Toledo area native tunes up for big gameWritten by Lori Golaszewski | | firstname.lastname@example.org
Andrew Screptock will be on the field when Ohio State squares off against Michigan on Nov. 21.
But the Toledo area native isn’t on the football team. He’s finishing his final season playing baritone for OSU’s marching band.
Screptock, a Springfield High School graduate, is a fifth-year student at Ohio State and a squad leader in the band.
Performing at the OSU-Michigan game is not only fun, he said, but it’s also “a big honor, because not everyone in our band marches.”
There are 225 members in the marching band, Screptock noted, but only 192 of them actually march in a game.
“We have challenges for every game and that challenge for OSU-Michigan is usually the biggest for the season because it determines who marches in the game,” he said.
“When we play at the U of M stadium, it’s nothing but booing, so you want to do your best in front of their crowd.
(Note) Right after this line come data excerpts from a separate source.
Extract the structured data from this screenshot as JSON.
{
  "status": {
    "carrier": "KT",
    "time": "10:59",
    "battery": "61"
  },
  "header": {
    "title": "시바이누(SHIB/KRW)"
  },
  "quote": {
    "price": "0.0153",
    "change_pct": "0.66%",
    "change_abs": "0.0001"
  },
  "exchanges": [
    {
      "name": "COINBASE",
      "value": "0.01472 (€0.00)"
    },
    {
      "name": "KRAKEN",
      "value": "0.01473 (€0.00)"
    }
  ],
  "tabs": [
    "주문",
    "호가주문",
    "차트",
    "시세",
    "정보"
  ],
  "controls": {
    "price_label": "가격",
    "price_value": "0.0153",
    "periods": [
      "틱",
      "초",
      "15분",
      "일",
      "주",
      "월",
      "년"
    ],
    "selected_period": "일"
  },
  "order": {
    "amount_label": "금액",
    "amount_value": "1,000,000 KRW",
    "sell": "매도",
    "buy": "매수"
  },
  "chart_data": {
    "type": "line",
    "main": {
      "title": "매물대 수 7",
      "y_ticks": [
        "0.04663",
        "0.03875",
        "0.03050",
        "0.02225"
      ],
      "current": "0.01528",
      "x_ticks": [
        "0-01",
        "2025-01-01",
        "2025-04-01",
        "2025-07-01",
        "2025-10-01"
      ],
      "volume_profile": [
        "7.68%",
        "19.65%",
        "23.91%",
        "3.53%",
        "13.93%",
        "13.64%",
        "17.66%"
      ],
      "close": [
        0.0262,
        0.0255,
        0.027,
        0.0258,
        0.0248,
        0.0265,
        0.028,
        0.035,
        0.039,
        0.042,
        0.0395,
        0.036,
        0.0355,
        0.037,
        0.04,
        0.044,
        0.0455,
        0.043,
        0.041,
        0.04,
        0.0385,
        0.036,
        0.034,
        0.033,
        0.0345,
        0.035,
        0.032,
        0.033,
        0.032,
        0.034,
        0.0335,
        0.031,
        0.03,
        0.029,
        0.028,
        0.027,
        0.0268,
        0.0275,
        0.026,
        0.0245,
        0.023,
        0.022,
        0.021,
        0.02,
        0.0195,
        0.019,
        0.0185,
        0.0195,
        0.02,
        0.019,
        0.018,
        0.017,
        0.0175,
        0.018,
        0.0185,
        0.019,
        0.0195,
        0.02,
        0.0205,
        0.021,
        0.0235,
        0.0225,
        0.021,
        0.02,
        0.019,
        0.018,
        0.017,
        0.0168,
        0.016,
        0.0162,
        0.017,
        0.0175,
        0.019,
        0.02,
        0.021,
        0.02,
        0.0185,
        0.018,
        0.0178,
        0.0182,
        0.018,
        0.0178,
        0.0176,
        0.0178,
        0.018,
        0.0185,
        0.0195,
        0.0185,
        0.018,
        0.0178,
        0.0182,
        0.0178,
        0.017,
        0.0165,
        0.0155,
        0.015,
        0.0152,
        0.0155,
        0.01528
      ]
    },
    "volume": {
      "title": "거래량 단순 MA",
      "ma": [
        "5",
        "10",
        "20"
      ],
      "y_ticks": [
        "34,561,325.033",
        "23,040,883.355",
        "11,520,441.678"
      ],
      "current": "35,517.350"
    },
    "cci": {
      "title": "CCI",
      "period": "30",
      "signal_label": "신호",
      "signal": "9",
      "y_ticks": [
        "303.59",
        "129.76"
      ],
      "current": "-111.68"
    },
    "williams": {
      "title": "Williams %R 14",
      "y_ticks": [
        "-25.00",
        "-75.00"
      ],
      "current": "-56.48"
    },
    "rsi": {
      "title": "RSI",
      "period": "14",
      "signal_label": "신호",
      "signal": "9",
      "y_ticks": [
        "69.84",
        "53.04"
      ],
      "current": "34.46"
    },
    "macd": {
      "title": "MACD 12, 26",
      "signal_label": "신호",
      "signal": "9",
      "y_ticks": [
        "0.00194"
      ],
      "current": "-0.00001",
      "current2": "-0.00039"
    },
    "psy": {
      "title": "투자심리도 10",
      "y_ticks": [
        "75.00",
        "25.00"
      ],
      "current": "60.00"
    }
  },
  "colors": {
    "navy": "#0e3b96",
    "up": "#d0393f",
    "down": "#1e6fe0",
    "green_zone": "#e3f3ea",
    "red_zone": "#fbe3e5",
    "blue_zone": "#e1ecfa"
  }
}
It’s more of a pride thing than anything,” he said.
One of Screptock’s “best and most exciting games” was the 2006 Ohio State-Michigan game.
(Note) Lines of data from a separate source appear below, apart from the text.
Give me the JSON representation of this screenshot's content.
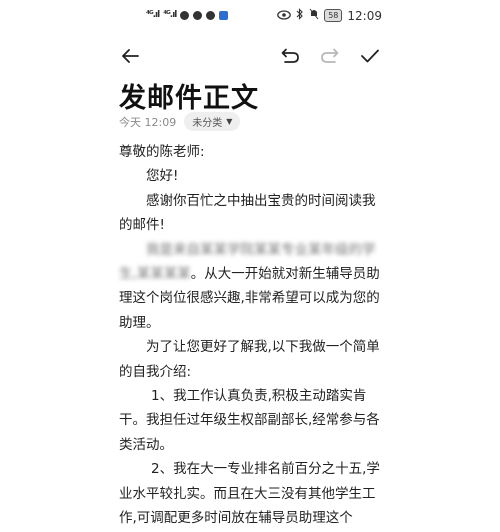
{
  "status_bar": {
    "signal_left": "⁴ᴳ.ıl",
    "signal_right": "⁴ᴳ.ıl",
    "battery": "58",
    "time": "12:09"
  },
  "toolbar": {
    "back_icon": "back-arrow-icon",
    "undo_icon": "undo-icon",
    "redo_icon": "redo-icon",
    "save_icon": "check-icon"
  },
  "title": "发邮件正文",
  "meta": {
    "time": "今天 12:09",
    "category": "未分类"
  },
  "body": {
    "greeting": "尊敬的陈老师:",
    "hello": "您好!",
    "thanks": "感谢你百忙之中抽出宝贵的时间阅读我的邮件!",
    "intro_blurred": "我是来自某某学院某某专业某年级的学生,某某",
    "intro_line2_blurred": "某某",
    "intro_rest": "。从大一开始就对新生辅导员助理这个岗位很感兴趣,非常希望可以成为您的助理。",
    "self_intro_lead": "为了让您更好了解我,以下我做一个简单的自我介绍:",
    "point1": "1、我工作认真负责,积极主动踏实肯干。我担任过年级生权部副部长,经常参与各类活动。",
    "point2": "2、我在大一专业排名前百分之十五,学业水平较扎实。而且在大三没有其他学生工作,可调配更多时间放在辅导员助理这个"
  }
}
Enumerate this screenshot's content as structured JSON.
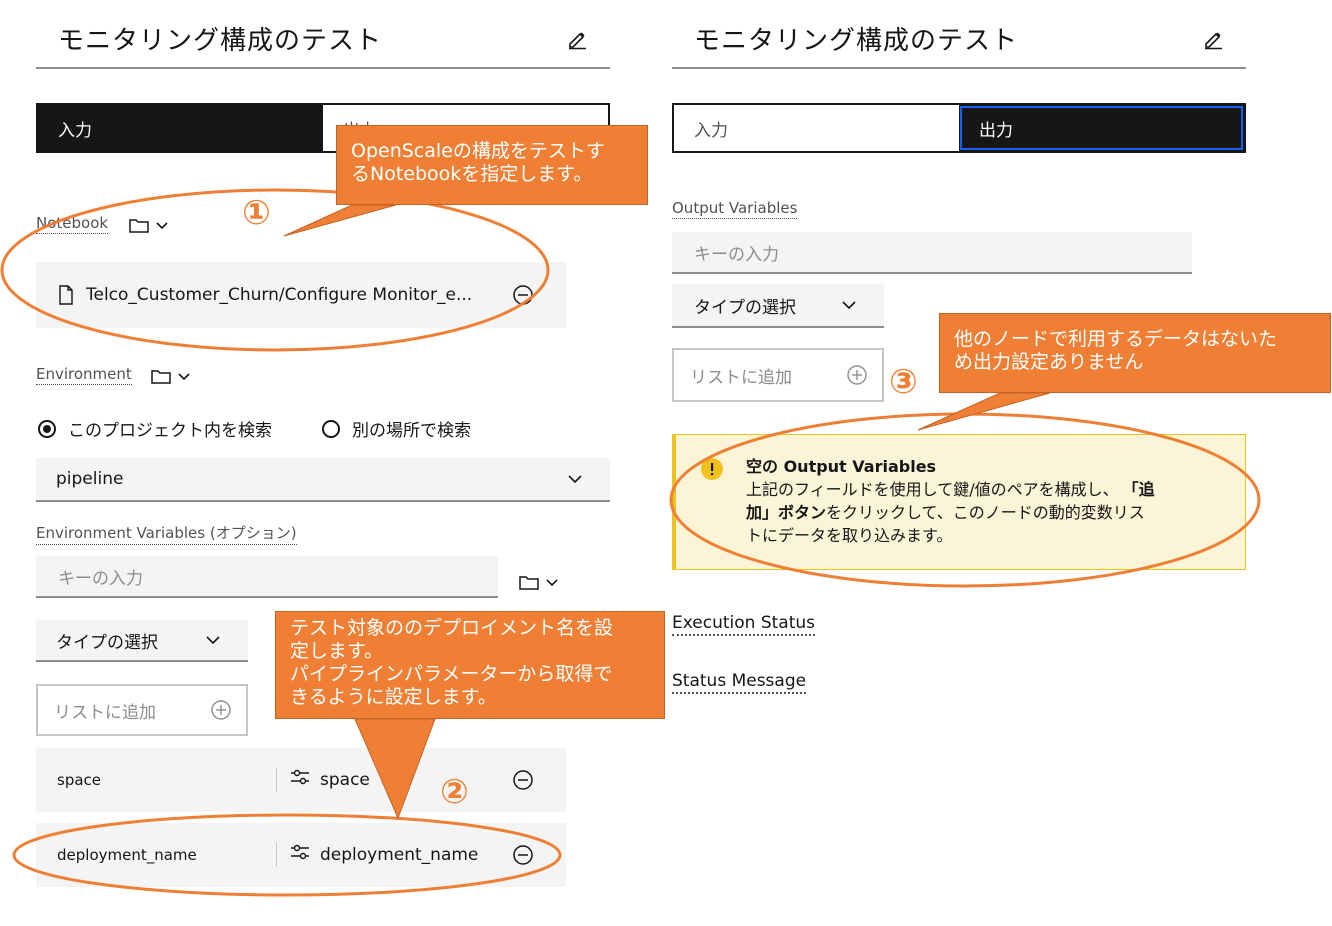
{
  "left": {
    "title": "モニタリング構成のテスト",
    "tabs": {
      "input": "入力",
      "output": "出力"
    },
    "notebook": {
      "label": "Notebook",
      "file": "Telco_Customer_Churn/Configure Monitor_e..."
    },
    "environment": {
      "label": "Environment",
      "radio_this_project": "このプロジェクト内を検索",
      "radio_other_place": "別の場所で検索",
      "selected": "pipeline"
    },
    "env_vars": {
      "label": "Environment Variables (オプション)",
      "key_placeholder": "キーの入力",
      "type_select": "タイプの選択",
      "add_to_list": "リストに追加",
      "rows": [
        {
          "key": "space",
          "value": "space"
        },
        {
          "key": "deployment_name",
          "value": "deployment_name"
        }
      ]
    }
  },
  "right": {
    "title": "モニタリング構成のテスト",
    "tabs": {
      "input": "入力",
      "output": "出力"
    },
    "output_vars": {
      "label": "Output Variables",
      "key_placeholder": "キーの入力",
      "type_select": "タイプの選択",
      "add_to_list": "リストに追加"
    },
    "notice": {
      "title": "空の Output Variables",
      "line1_pre": "上記のフィールドを使用して鍵/値のペアを構成し、",
      "line1_bold": "「追",
      "line2_bold": "加」ボタン",
      "line2_post": "をクリックして、このノードの動的変数リス",
      "line3": "トにデータを取り込みます。"
    },
    "execution_status": "Execution Status",
    "status_message": "Status Message"
  },
  "annotations": {
    "callout1_line1": "OpenScaleの構成をテストす",
    "callout1_line2": "るNotebookを指定します。",
    "callout2_line1": "テスト対象ののデプロイメント名を設",
    "callout2_line2": "定します。",
    "callout2_line3": "パイプラインパラメーターから取得で",
    "callout2_line4": "きるように設定します。",
    "callout3_line1": "他のノードで利用するデータはないた",
    "callout3_line2": "め出力設定ありません",
    "marker1": "①",
    "marker2": "②",
    "marker3": "③"
  },
  "colors": {
    "accent_orange": "#ee7f35",
    "dark": "#161616",
    "focus_blue": "#0f62fe",
    "warning_yellow": "#f1c21b"
  },
  "icons": [
    "edit-icon",
    "folder-icon",
    "chevron-down-icon",
    "document-icon",
    "subtract-circle-icon",
    "add-circle-icon",
    "settings-adjust-icon",
    "warning-icon"
  ]
}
“That was the year [Ohio State quarterback] Troy Smith won the Heisman Trophy,” he said. “Ohio State was ranked No. 1; Michigan was No. 2.
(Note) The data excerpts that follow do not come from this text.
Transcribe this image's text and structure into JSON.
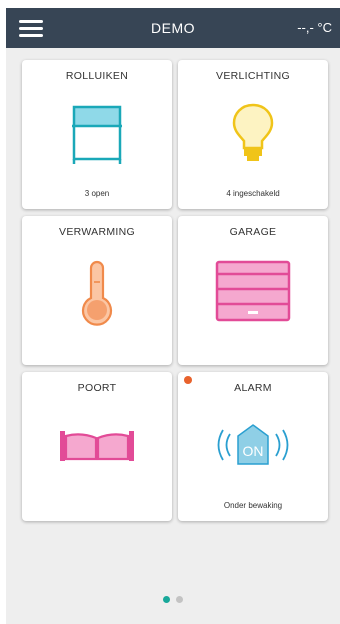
{
  "header": {
    "title": "DEMO",
    "temperature": "--,- °C",
    "menu_icon": "hamburger-menu-icon"
  },
  "tiles": [
    {
      "title": "ROLLUIKEN",
      "status": "3 open",
      "icon": "blinds-icon",
      "color": "#1aa8b8"
    },
    {
      "title": "VERLICHTING",
      "status": "4 ingeschakeld",
      "icon": "lightbulb-icon",
      "color": "#f0c419"
    },
    {
      "title": "VERWARMING",
      "status": "",
      "icon": "thermometer-icon",
      "color": "#f08a4b"
    },
    {
      "title": "GARAGE",
      "status": "",
      "icon": "garage-door-icon",
      "color": "#e24b97"
    },
    {
      "title": "POORT",
      "status": "",
      "icon": "gate-icon",
      "color": "#e24b97"
    },
    {
      "title": "ALARM",
      "status": "Onder bewaking",
      "icon": "alarm-on-icon",
      "color": "#2a9fd0",
      "alarm_badge": "ON",
      "alert_dot_color": "#e8622c"
    }
  ],
  "pagination": {
    "pages": 2,
    "current": 1
  }
}
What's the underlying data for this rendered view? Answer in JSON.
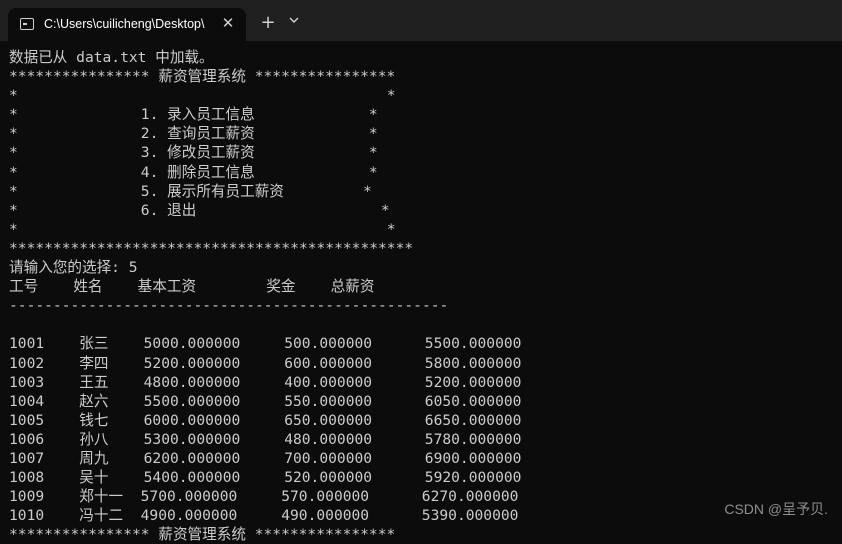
{
  "tab": {
    "title": "C:\\Users\\cuilicheng\\Desktop\\",
    "close": "✕",
    "new_tab": "+"
  },
  "terminal": {
    "lines": [
      "数据已从 data.txt 中加载。",
      "**************** 薪资管理系统 ****************",
      "*                                          *",
      "*              1. 录入员工信息             *",
      "*              2. 查询员工薪资             *",
      "*              3. 修改员工薪资             *",
      "*              4. 删除员工信息             *",
      "*              5. 展示所有员工薪资         *",
      "*              6. 退出                     *",
      "*                                          *",
      "**********************************************",
      "请输入您的选择: 5",
      "工号    姓名    基本工资        奖金    总薪资",
      "--------------------------------------------------",
      "",
      "1001    张三    5000.000000     500.000000      5500.000000",
      "1002    李四    5200.000000     600.000000      5800.000000",
      "1003    王五    4800.000000     400.000000      5200.000000",
      "1004    赵六    5500.000000     550.000000      6050.000000",
      "1005    钱七    6000.000000     650.000000      6650.000000",
      "1006    孙八    5300.000000     480.000000      5780.000000",
      "1007    周九    6200.000000     700.000000      6900.000000",
      "1008    吴十    5400.000000     520.000000      5920.000000",
      "1009    郑十一  5700.000000     570.000000      6270.000000",
      "1010    冯十二  4900.000000     490.000000      5390.000000",
      "**************** 薪资管理系统 ****************"
    ]
  },
  "watermark": "CSDN @呈予贝."
}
“The next best game was when we went to Texas in 2006 and beat them at home. The primetime games are fun because of all the excitement.”
Screptock didn’t always play the baritone. He started playing the trombone in fifth grade, then switched to the trumpet mid-year. He played that until his junior year in high school, then took up the baritone, which has been his instrument of choice ever since. He performed in the Springfield High School marching band and wanted to continue the experience in college.
“I knew I wanted to do marching band at the college level, and part of the reason I went to Ohio State is because I knew they had a good band,” he said. “I knew their reputation was good.”
During the summer, Screptock had an opportunity to teach sessions on the fundamentals of marching for incoming freshmen and high school students.
“I was in charge of the marching half and there were three students under me to teach everyone our marching fundamentals. Our movements focus on precision and snap and there’s a lot of attention to detail in our movements. We’re pretty in sync with each other and we pride ourselves on being a precise band because our roots are from the military. We’re evolved from an ROTC band; that’s how we started at the university.”
Screptock said he anticipates mixed emotions when he finishes his last season with the band, but knows the time has come to move on.
“I’m sure I’ll be sad once it’s all said and done,” he said. “But being a fifth-year member, my body is feeling older than it used to feel, and it’s a little more easily ached and pained. I’m ready for this to be my last season.”